The Taliban’s total victory has important implications for Afghanistan’s neighbors and the region at large, with countries competing to influence as they prepare for potential instability, refugee flows, and the threat of a terrorist refuge.
The big picture: It is largely a strategic victory for Pakistan, which has helped the Taliban and housed its leaders, and a defeat for India, which invested heavily in an Afghan state that has now collapsed.
- For China, it is both a source of concern and opportunity, and the Taliban have already made it clear that it depends on close relations with Beijing.
“On the one hand, it is a strategic victory for Pakistan to have a pro-Islamabad government in Afghanistan for the first time in more than 20 years, and that is no small feat, ”says Michael Kugelman of the Wilson Center.
- But the Taliban capture of Kabul also raises security concerns for Islamabad and has sent tens of thousands of Afghans to the border.
- Pakistan will clearly have influence with the Taliban, but now it could also have less leverage, Kugelman notes, “Now that the Taliban have complete control and no longer wage this war, it does not need to depend so much on Pakistan.”
India, meanwhile, he had been the Afghan government’s closest friend in the region, investing in aid projects, close diplomatic relations and even building the parliament building in Kabul.
- Now New Delhi has been forced to deal with the Taliban.
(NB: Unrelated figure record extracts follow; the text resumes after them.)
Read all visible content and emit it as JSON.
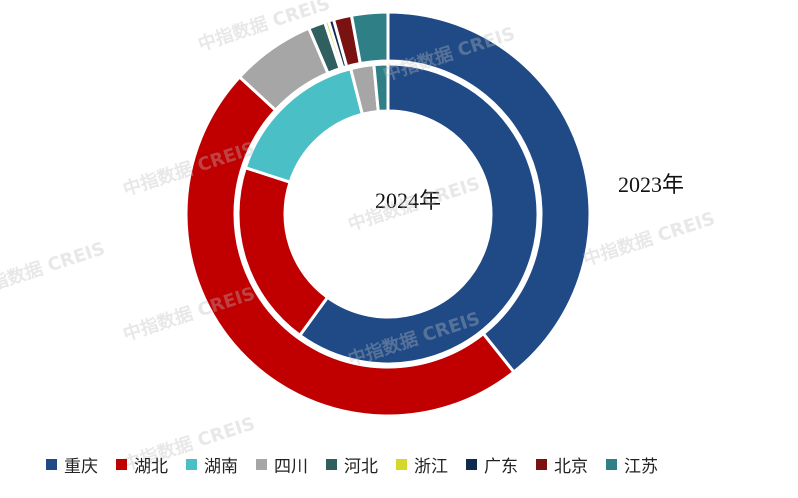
{
  "chart_data": {
    "type": "pie",
    "subtype": "nested-donut",
    "categories": [
      "重庆",
      "湖北",
      "湖南",
      "四川",
      "河北",
      "浙江",
      "广东",
      "北京",
      "江苏"
    ],
    "colors": [
      "#1F4A86",
      "#C00000",
      "#4BBFC6",
      "#A6A6A6",
      "#2F5F5F",
      "#D4D82A",
      "#0E2A4F",
      "#7A1212",
      "#2F7F86"
    ],
    "series": [
      {
        "name": "2023年",
        "ring": "outer",
        "values": [
          38.0,
          46.0,
          0.0,
          6.5,
          1.3,
          0.3,
          0.4,
          1.4,
          2.8
        ]
      },
      {
        "name": "2024年",
        "ring": "inner",
        "values": [
          60.0,
          20.0,
          16.0,
          2.5,
          0.0,
          0.0,
          0.0,
          0.0,
          1.5
        ]
      }
    ],
    "legend_position": "bottom"
  },
  "labels": {
    "outer": "2023年",
    "inner": "2024年"
  },
  "watermark": "中指数据 CREIS"
}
The first known meeting between the parties took place just last week.
- “India came to realize late that engaging with the Taliban is a necessary evil, so to speak,” Kugelman says. He says New Delhi will not be in a hurry to recognize a Taliban government and could continue to support groups that still resist militants.
Iran and the Taliban they were bitter enemies in the 1990s, but they have since established ties, and the Taliban’s insistence on protecting Afghanistan’s Shiite minority is at least partially designed for Tehran’s consumption.
- Like Pakistan, Iran is already hosting more than a million Afghan refugees and is trying to prevent another influx. Land borders on all sides of Afghanistan have been closed to refugees since Kabul fell.
The humble departure of the United States from Afghanistan provided a propaganda coup for China.
- A Foreign Ministry spokesman blamed another U.S. military intervention, justified on grounds of “democracy” and “human rights,” had ended in “turbulence, division and destruction.”
- Beijing will have little doubt about the Taliban’s human rights trajectory, and a Taliban spokesman said Thursday that with the assistance of the West, the new government would trust China to “invest and rebuild our country.”
- China has kept its embassy open in a signal that it is ready to deal with the incoming government, but is unlikely to make large-scale investments soon. His main concern in Afghanistan is security, and in particular that Islamist groups rooted in China may be inspired by the Taliban.
The threat that Afghanistan will once again become a center international terrorism is much more acute for the countries of the region than for the United States, at least in the short term. ISIS has a particularly large weight.
- “Many of the regional actors can coexist with a Taliban government as long as they have security guarantees, because for most regional actors (excluding India but Iran, China, Russia and the Central Asian states ), ISIS is a bigger concern than the Taliban, ”Kugelman says.